Data-Driven & Emerging Technologies


Due to global distributions of sourcing and production, changing customer purchasing patterns and increasing penetration of e-commerce, supply chain structures and processes complexify and are becoming increasingly diverse. The underlying technological developments are rapidly changing how we make decisions and perform logistics operations. Data-Driven & Emerging Technologies (DD&ET) such as Internet of Things (IoT), Big Data, advanced robotics, 3D printing, among others are shaping the future of several industries and their supply chains. However, emerging technologies and new supply chain strategies, especially in the Latin American context with its fragmentation typical of emerging markets, will not be easily adopted for a variety of interrelated challenges. We will address these challenges through three dimensions: the technical, the applicative, and the socio-technical. First, it is crucial to investigate what emerging technologies and data sources can be viably adopted in the Latin-American context given, for example, specific economic and infrastructure constraints. Second, to fully harness the inherent potentials of DD&ET, we need to understand what application areas hold the biggest potentials for overcoming the mentioned fragmentations allowing to create regionally transferable technologies and applications. And third, it will be essential taking into considerations technical characteristics and design strategies aware of existing socio-technical barriers toward the adoption of DD&ET.

Research Goal

This regional research track aims to build data-driven decision making tools and to investigate how to leverage the potentials of emerging technologies to promote faster, smarter logistics and business models that benefit all stakeholders within supply chains.

Research Questions

Given the social, economic and cultural context of Latin America it can be safely assumed that data-driven decision making tools and emerging technologies will not be embraced, adopted and utilized in the very same way such technologies will perform in already highly technologized markets in other parts of the world. We therefore frame our research questions along three dimensions.

1. The technological dimension

Considering a context of lower economical purchasing power, less incentives for technologization due to cheaper labour and lower levels of industrialization will inform the viability of emerging technologies to impact Latin America. We therefore need to ask:

What data-driven and emerging technologies promise viability to positively transform current SCM and logistics operations in Latin America?

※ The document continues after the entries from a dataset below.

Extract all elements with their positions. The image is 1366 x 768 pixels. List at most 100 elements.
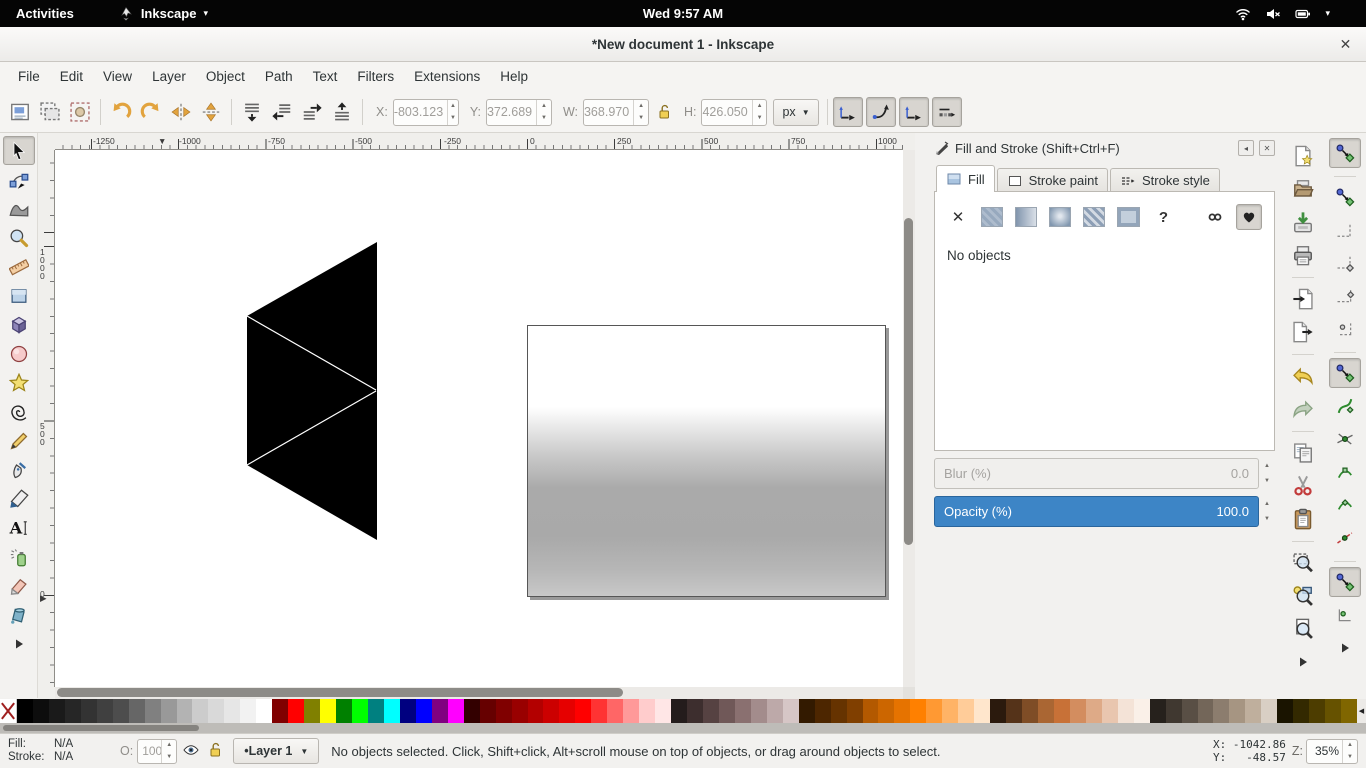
palette-swatch[interactable] bbox=[528, 699, 544, 723]
vertical-scrollbar-thumb[interactable] bbox=[904, 218, 913, 545]
tab-fill[interactable]: Fill bbox=[936, 165, 995, 192]
bucket-tool[interactable] bbox=[3, 600, 35, 629]
opacity-slider[interactable]: Opacity (%) 100.0 bbox=[934, 496, 1259, 527]
paint-radial-gradient-button[interactable] bbox=[1049, 207, 1071, 227]
tweak-tool[interactable] bbox=[3, 194, 35, 223]
palette-swatch[interactable] bbox=[1261, 699, 1277, 723]
affect-corners-toggle[interactable] bbox=[866, 97, 896, 127]
palette-swatch[interactable] bbox=[65, 699, 81, 723]
snap-bbox-toggle[interactable] bbox=[1329, 182, 1361, 212]
system-menu-chevron-icon[interactable]: ▾ bbox=[1325, 8, 1330, 19]
palette-swatch[interactable] bbox=[33, 699, 49, 723]
palette-swatch[interactable] bbox=[17, 699, 33, 723]
palette-swatch[interactable] bbox=[1038, 699, 1054, 723]
w-field[interactable]: 368.970 ▲▼ bbox=[583, 99, 649, 126]
fill-rule-evenodd-button[interactable] bbox=[1202, 204, 1228, 230]
palette-swatch[interactable] bbox=[1245, 699, 1261, 723]
palette-swatch[interactable] bbox=[591, 699, 607, 723]
palette-swatch[interactable] bbox=[878, 699, 894, 723]
menu-path[interactable]: Path bbox=[255, 62, 303, 92]
lower-to-bottom-button[interactable] bbox=[237, 97, 267, 127]
copy-button[interactable] bbox=[1287, 437, 1319, 468]
affect-gradient-toggle[interactable] bbox=[899, 97, 929, 127]
palette-swatch[interactable] bbox=[97, 699, 113, 723]
palette-swatch[interactable] bbox=[910, 699, 926, 723]
rectangle-tool[interactable] bbox=[3, 281, 35, 310]
palette-swatch[interactable] bbox=[639, 699, 655, 723]
palette-swatch[interactable] bbox=[512, 699, 528, 723]
palette-swatch[interactable] bbox=[671, 699, 687, 723]
palette-swatch[interactable] bbox=[304, 699, 320, 723]
palette-swatch[interactable] bbox=[336, 699, 352, 723]
palette-swatch[interactable] bbox=[655, 699, 671, 723]
palette-swatch[interactable] bbox=[799, 699, 815, 723]
palette-swatch[interactable] bbox=[926, 699, 942, 723]
palette-swatch[interactable] bbox=[1325, 699, 1341, 723]
palette-swatch[interactable] bbox=[1309, 699, 1325, 723]
object-opacity-field[interactable]: 100 ▲▼ bbox=[137, 739, 177, 764]
palette-swatch[interactable] bbox=[1134, 699, 1150, 723]
menu-object[interactable]: Object bbox=[196, 62, 255, 92]
menu-help[interactable]: Help bbox=[490, 62, 538, 92]
rotate-cw-button[interactable] bbox=[136, 97, 166, 127]
horizontal-scrollbar-thumb[interactable] bbox=[57, 688, 623, 697]
node-tool[interactable] bbox=[3, 165, 35, 194]
palette-swatch[interactable] bbox=[767, 699, 783, 723]
paint-flat-button[interactable] bbox=[981, 207, 1003, 227]
menu-filters[interactable]: Filters bbox=[347, 62, 404, 92]
object-opacity-spinner[interactable]: ▲▼ bbox=[161, 740, 176, 763]
palette-swatch[interactable] bbox=[272, 699, 288, 723]
menu-view[interactable]: View bbox=[93, 62, 142, 92]
eraser-tool[interactable] bbox=[3, 571, 35, 600]
paint-none-button[interactable]: ✕ bbox=[947, 208, 969, 226]
palette-swatch[interactable] bbox=[847, 699, 863, 723]
zoom-field[interactable]: 35% ▲▼ bbox=[1306, 739, 1358, 764]
calligraphy-tool[interactable] bbox=[3, 484, 35, 513]
snap-path-toggle[interactable] bbox=[1329, 391, 1361, 421]
h-field[interactable]: 426.050 ▲▼ bbox=[701, 99, 767, 126]
x-field-spinner[interactable]: ▲▼ bbox=[447, 100, 458, 125]
ellipse-tool[interactable] bbox=[3, 339, 35, 368]
palette-swatch[interactable] bbox=[863, 699, 879, 723]
palette-swatch[interactable] bbox=[815, 699, 831, 723]
snap-bbox-center-toggle[interactable] bbox=[1329, 314, 1361, 344]
pen-tool[interactable] bbox=[3, 455, 35, 484]
commands-bar-expander[interactable] bbox=[1287, 646, 1319, 677]
affect-pattern-toggle[interactable] bbox=[932, 97, 962, 127]
opacity-spinner[interactable]: ▲▼ bbox=[1259, 496, 1275, 527]
fill-rule-nonzero-button[interactable] bbox=[1236, 204, 1262, 230]
palette-swatch[interactable] bbox=[894, 699, 910, 723]
volume-muted-icon[interactable] bbox=[1265, 6, 1281, 22]
text-tool[interactable]: A bbox=[3, 513, 35, 542]
box3d-tool[interactable] bbox=[3, 310, 35, 339]
x-field[interactable]: -803.123 ▲▼ bbox=[393, 99, 459, 126]
menu-layer[interactable]: Layer bbox=[142, 62, 196, 92]
palette-swatch[interactable] bbox=[1293, 699, 1309, 723]
snap-nodes-toggle[interactable] bbox=[1329, 358, 1361, 388]
palette-swatch[interactable] bbox=[113, 699, 129, 723]
lower-button[interactable] bbox=[267, 97, 297, 127]
h-field-spinner[interactable]: ▲▼ bbox=[752, 100, 767, 125]
palette-swatch-none[interactable] bbox=[0, 699, 17, 723]
dialog-restore-button[interactable]: ◂ bbox=[1238, 140, 1254, 156]
select-all-button[interactable] bbox=[5, 97, 35, 127]
deselect-button[interactable] bbox=[65, 97, 95, 127]
palette-swatch[interactable] bbox=[496, 699, 512, 723]
dialog-close-button[interactable]: ✕ bbox=[1259, 140, 1275, 156]
zoom-tool[interactable] bbox=[3, 223, 35, 252]
print-button[interactable] bbox=[1287, 239, 1319, 270]
palette-swatch[interactable] bbox=[145, 699, 161, 723]
paint-swatch-button[interactable] bbox=[1117, 207, 1140, 227]
menu-text[interactable]: Text bbox=[303, 62, 348, 92]
palette-scroll-arrow[interactable]: ◀ bbox=[1357, 699, 1366, 723]
palette-swatch[interactable] bbox=[687, 699, 703, 723]
palette-swatch[interactable] bbox=[177, 699, 193, 723]
activities-button[interactable]: Activities bbox=[0, 0, 90, 27]
drawing-canvas[interactable] bbox=[55, 150, 903, 687]
paint-pattern-button[interactable] bbox=[1083, 207, 1105, 227]
snap-smooth-node-toggle[interactable] bbox=[1329, 490, 1361, 520]
palette-scrollbar-thumb[interactable] bbox=[3, 725, 199, 731]
star-tool[interactable] bbox=[3, 368, 35, 397]
palette-swatch[interactable] bbox=[129, 699, 145, 723]
y-field-spinner[interactable]: ▲▼ bbox=[536, 100, 551, 125]
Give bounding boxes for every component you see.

2. The applicational dimension

To overcome the fragmentation of the Latin American industry and to best leverage intellectual and economic investments in technologies it is of strategic importance to identify data-driven tools and emerging technologies that can find wide use and provide a significant value. We therefore need to ask:

What SCM and logistics application areas will benefit the most from DD&ET and provide transferability across the region?

3. The socio-cultural dimension

The ways in technologies change the work responsibilities and interactions of people and the level to which the logical structure of a decision-making tool corresponds to decision-making strategies of people will directly impact the success of a technology. We therefore need to ask:

What design strategies and characteristics are fundamental for DD&ET to overcome socio-cultural barriers for their adoption?

In summary, we will investigate DD&ET for the Latin American context to provide assessments, theories, implementations and recommendations that promote viability, transferability and adoptability of DD&ET.